Across the way, Joe was sitting at the picnic table outside his trailer. Several open books lay around him, and he’d read some, then scribble on the pad of paper in front of him. It was exactly the way he used to prepare for papers in the library, his quick mind assembling nuances about historical events and turning them on their head to produce something that was different from anything else I’d ever read. We’d always exchanged papers for final editing for our history class. The teacher had taken points off for what he termed “grammatical sloppiness.”
It had been a rigorous training ground for critical thinking, the one high school class that had stuck with me my entire life.
I was being ridiculous about hesitating to do things with Joe. What could be the harm? He was only here for a few weeks; we weren’t going to be plunging into a lifelong—what there was left of it—relationship. We could have some fun. He’d always been easy to be with.

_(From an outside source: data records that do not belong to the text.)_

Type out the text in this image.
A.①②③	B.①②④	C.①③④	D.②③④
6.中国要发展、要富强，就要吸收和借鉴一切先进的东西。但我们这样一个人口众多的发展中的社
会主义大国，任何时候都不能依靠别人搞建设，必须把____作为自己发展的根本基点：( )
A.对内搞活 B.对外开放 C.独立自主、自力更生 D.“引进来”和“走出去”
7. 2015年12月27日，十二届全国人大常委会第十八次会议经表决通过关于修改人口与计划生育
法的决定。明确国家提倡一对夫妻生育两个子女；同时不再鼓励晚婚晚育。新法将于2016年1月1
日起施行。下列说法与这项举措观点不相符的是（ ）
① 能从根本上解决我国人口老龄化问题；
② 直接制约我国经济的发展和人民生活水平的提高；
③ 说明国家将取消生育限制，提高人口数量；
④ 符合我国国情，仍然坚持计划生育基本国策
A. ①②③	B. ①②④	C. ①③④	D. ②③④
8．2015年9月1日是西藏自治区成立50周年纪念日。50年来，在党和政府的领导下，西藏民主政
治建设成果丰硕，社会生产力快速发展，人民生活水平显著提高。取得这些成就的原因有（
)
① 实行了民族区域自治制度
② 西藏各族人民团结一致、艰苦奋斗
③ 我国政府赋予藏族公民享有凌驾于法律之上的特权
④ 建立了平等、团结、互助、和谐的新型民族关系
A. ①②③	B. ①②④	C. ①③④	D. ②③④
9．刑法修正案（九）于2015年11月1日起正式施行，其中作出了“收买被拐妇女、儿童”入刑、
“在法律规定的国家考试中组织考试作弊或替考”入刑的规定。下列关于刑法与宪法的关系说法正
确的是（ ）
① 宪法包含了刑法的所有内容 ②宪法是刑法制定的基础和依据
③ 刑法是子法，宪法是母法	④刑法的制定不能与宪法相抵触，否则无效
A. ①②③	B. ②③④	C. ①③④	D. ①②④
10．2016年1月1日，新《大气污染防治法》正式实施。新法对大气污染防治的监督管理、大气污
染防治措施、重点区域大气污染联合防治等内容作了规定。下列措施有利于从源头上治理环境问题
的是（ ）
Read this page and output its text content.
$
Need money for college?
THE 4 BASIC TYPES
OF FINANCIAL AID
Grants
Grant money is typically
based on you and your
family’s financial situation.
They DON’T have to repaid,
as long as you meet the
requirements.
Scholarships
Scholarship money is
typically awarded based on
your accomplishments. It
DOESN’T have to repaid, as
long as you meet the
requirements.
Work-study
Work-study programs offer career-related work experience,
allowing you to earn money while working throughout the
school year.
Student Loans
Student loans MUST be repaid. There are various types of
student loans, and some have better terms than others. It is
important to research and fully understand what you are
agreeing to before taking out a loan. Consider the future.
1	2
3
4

But Larry had left scars. I’d thought I was entering a partnership, only to find that I was still responsible for laundry, meals, and cleaning the inside of the house while he took care of the outside and barbecued. He’d been a traditionalist in every fiber of his being. It didn’t matter that I’d spent long hours building a business. There was “women’s work” and “tasks for the man of the household.”
But worse than that was the emotional burden. Any discussion of feelings was off the table. If a tragedy occurred, like the death of his mother a few years after we were married, I was expected to do the mourning for both of us, while he simply added a second beer to his nightly ritual.
And I’d endured it. Because that’s what women did, wasn’t it?
I refocused my attention on the man across the way. Joe and I had talked about everything under the sun, including his feelings when a classmate’s older brother died at the tail end of the Vietnam War.
Joe was nothing like Larry. We’d only be together for a few short weeks. What was the harm?
At the picnic table, Joe lifted his head and saw me staring. With a grin, he raised his hand and waved, then gestured for me to come over, pointing to the sun tea jar.
Why not?
I pushed the clamoring voices with a dozen answers to that question away.
It was time to have some fun.
Chapter Eight
“What are you working on?” I asked after Joe and I were seated with our ice teas. A small stand of aspens close to Joe’s site had leafed out and provided a delicious respite from the glare of a high-elevation sun.